By the end of January 2013, offenders in communities throughout Washington state will participate in a program designed to give them skills to help them refrain from committing new crimes.
Washington State Department of Corrections adopted the program, called Thinking for a Change, both in prisons and in the community in 2012. In doing so, it joined corrections agencies throughout the nation that have successfully used the program to help reduce recidivism.
Offenders attend group discussions guided by trained facilitators. They learn how to change the thinking that guides sometimes negative and impulsive actions, learn positive social skills and problem-solving techniques.

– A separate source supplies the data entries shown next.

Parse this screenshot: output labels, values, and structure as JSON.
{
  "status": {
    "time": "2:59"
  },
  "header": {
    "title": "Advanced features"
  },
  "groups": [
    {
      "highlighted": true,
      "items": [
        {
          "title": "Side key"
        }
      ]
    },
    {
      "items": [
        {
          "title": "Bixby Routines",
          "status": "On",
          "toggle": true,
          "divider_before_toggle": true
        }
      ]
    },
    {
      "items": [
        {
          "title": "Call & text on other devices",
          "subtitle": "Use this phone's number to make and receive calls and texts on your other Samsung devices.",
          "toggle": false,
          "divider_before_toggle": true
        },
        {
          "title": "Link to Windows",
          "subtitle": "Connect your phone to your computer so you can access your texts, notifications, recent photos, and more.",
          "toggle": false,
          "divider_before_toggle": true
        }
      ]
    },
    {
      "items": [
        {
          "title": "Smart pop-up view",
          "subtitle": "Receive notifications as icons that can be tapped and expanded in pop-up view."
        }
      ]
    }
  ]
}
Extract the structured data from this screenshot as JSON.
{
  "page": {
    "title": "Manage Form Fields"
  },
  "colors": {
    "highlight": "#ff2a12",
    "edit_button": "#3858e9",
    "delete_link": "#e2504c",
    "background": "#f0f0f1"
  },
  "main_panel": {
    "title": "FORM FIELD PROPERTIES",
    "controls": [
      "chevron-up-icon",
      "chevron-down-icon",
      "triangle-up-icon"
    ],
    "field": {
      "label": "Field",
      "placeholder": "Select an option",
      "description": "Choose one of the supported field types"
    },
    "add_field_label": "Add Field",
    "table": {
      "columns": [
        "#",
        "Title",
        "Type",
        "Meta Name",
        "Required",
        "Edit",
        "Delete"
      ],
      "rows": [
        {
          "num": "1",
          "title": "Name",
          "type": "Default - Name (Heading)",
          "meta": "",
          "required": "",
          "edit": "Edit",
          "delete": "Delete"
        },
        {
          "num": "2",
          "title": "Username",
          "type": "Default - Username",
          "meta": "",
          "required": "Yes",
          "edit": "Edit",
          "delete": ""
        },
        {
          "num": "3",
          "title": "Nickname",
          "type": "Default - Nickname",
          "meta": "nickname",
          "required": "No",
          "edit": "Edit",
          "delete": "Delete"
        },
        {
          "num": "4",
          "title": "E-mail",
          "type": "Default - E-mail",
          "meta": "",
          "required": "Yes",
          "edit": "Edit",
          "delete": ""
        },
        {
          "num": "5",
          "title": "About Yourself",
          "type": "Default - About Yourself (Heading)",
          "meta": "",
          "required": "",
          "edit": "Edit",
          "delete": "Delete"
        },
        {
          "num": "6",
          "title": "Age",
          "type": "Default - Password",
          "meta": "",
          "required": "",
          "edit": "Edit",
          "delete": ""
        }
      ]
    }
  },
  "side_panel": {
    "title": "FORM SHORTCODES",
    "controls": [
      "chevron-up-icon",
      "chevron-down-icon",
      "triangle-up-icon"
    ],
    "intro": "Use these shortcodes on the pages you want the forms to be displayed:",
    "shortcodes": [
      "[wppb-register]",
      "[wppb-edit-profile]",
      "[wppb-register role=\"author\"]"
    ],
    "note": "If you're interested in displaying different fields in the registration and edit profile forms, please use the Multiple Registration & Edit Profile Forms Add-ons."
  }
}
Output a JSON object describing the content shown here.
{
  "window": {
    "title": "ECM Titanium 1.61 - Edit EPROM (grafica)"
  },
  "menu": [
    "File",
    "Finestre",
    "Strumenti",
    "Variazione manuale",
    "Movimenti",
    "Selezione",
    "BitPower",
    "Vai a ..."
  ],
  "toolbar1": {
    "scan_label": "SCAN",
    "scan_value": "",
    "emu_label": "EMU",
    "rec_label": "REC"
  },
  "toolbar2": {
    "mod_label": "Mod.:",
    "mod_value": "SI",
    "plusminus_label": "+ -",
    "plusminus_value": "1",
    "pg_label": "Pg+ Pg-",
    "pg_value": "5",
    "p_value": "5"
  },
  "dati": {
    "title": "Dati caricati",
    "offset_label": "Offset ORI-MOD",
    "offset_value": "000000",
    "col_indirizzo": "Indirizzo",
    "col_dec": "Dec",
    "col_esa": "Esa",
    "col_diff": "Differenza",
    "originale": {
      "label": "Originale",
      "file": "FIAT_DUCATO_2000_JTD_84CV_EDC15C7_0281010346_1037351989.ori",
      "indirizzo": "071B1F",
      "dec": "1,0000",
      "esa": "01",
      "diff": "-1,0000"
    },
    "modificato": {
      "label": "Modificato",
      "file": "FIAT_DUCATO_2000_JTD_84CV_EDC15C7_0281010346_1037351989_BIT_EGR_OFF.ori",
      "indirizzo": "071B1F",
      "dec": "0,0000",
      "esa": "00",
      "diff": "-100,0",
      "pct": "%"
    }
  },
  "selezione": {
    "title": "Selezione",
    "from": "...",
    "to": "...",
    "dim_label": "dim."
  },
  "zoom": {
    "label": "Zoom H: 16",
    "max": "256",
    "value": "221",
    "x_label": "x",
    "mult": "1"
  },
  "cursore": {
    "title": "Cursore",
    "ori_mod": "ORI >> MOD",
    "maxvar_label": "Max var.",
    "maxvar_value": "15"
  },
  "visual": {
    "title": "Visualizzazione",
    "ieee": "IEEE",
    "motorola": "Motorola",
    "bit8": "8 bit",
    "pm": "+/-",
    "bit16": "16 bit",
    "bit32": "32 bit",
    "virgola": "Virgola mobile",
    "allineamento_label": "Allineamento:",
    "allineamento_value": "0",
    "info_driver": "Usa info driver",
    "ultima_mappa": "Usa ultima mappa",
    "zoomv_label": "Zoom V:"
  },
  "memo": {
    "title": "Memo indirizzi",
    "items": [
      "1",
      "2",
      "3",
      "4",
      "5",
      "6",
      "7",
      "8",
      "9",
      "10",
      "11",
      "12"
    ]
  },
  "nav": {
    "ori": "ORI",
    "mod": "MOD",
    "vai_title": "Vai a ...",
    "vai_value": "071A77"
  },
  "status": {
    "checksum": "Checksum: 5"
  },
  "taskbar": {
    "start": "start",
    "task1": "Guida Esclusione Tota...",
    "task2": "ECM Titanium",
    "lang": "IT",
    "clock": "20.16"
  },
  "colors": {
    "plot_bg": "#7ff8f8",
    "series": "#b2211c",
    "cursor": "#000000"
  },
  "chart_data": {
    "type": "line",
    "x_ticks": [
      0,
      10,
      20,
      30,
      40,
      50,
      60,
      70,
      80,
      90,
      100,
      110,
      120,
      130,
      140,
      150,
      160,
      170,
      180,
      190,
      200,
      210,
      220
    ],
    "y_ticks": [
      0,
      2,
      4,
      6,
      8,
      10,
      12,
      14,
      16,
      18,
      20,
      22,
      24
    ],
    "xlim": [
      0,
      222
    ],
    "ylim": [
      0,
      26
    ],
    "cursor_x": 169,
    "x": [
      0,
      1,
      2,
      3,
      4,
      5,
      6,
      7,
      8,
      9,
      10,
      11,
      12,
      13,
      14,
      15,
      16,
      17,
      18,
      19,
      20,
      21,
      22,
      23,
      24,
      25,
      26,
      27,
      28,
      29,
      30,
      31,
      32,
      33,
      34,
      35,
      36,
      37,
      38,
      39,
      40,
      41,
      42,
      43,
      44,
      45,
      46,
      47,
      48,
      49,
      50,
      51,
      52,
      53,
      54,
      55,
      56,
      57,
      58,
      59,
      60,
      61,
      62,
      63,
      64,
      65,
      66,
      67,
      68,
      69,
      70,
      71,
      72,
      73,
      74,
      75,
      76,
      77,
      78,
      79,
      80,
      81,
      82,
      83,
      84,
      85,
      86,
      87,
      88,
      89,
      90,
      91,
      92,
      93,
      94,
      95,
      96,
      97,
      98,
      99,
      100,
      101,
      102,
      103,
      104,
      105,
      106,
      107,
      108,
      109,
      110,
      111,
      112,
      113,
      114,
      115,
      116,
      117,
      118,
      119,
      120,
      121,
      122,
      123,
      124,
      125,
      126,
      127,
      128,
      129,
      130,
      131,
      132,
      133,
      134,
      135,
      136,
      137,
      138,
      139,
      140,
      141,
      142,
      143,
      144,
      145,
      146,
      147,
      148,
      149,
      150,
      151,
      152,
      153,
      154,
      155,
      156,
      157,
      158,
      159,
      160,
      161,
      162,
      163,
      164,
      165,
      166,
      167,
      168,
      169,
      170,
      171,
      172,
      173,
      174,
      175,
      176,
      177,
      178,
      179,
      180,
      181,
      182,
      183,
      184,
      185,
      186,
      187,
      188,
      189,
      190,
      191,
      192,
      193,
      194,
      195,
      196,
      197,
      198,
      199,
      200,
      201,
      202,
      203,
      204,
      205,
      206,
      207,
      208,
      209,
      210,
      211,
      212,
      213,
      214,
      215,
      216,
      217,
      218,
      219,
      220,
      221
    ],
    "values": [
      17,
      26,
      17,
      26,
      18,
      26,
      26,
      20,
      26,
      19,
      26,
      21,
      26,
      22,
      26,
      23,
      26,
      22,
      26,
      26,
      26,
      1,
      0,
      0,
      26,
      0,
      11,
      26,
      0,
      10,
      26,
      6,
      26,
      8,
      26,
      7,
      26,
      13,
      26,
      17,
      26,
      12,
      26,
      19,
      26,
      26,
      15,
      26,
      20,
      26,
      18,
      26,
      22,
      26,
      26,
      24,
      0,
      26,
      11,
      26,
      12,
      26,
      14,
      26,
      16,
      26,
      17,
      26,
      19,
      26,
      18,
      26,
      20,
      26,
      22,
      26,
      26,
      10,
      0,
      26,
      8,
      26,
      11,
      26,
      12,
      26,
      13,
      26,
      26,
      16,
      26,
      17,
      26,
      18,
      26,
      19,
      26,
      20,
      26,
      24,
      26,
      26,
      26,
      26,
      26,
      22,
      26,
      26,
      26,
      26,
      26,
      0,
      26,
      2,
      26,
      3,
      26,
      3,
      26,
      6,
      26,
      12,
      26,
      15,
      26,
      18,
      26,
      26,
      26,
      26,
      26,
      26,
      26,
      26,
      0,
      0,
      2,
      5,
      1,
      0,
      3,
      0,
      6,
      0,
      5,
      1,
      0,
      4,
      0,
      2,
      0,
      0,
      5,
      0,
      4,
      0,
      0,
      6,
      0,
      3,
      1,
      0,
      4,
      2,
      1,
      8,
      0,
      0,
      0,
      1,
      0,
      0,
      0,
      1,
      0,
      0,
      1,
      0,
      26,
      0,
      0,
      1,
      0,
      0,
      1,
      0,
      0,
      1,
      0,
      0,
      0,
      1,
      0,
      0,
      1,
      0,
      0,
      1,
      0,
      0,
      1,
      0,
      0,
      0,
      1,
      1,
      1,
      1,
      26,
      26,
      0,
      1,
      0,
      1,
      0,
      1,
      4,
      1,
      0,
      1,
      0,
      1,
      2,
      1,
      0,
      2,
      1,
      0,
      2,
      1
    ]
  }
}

Classes at Airway Heights Corrections Center and Coyote Ridge Corrections Center began in early 2012,
The first class for offenders in the community was offered to a small group in Chehalis, who completed the course in November 2012. Quality assurance specialists Jeneva Cotton and Justin Perry facilitated the classes. You can hear them and offenders briefly talk about the experience in a brief video.
(For DOC staff in facilities only: If you are unable to watch YouTube videos and are in a DOC facility, you may download a copy of the video.)
By early 2013, community-based classes will be available in all six Community Corrections Division regions as DOC trains more facilitators.
As of December 2012, 46 community corrections officers and quality assurance specialists have been trained as facilitators for community classes. For classes operating at Airway Heights and Coyote Ridge, DOC has so far trained 20 classification counselors, corrections officers, unit supervisors, program managers and quality assurance specialists.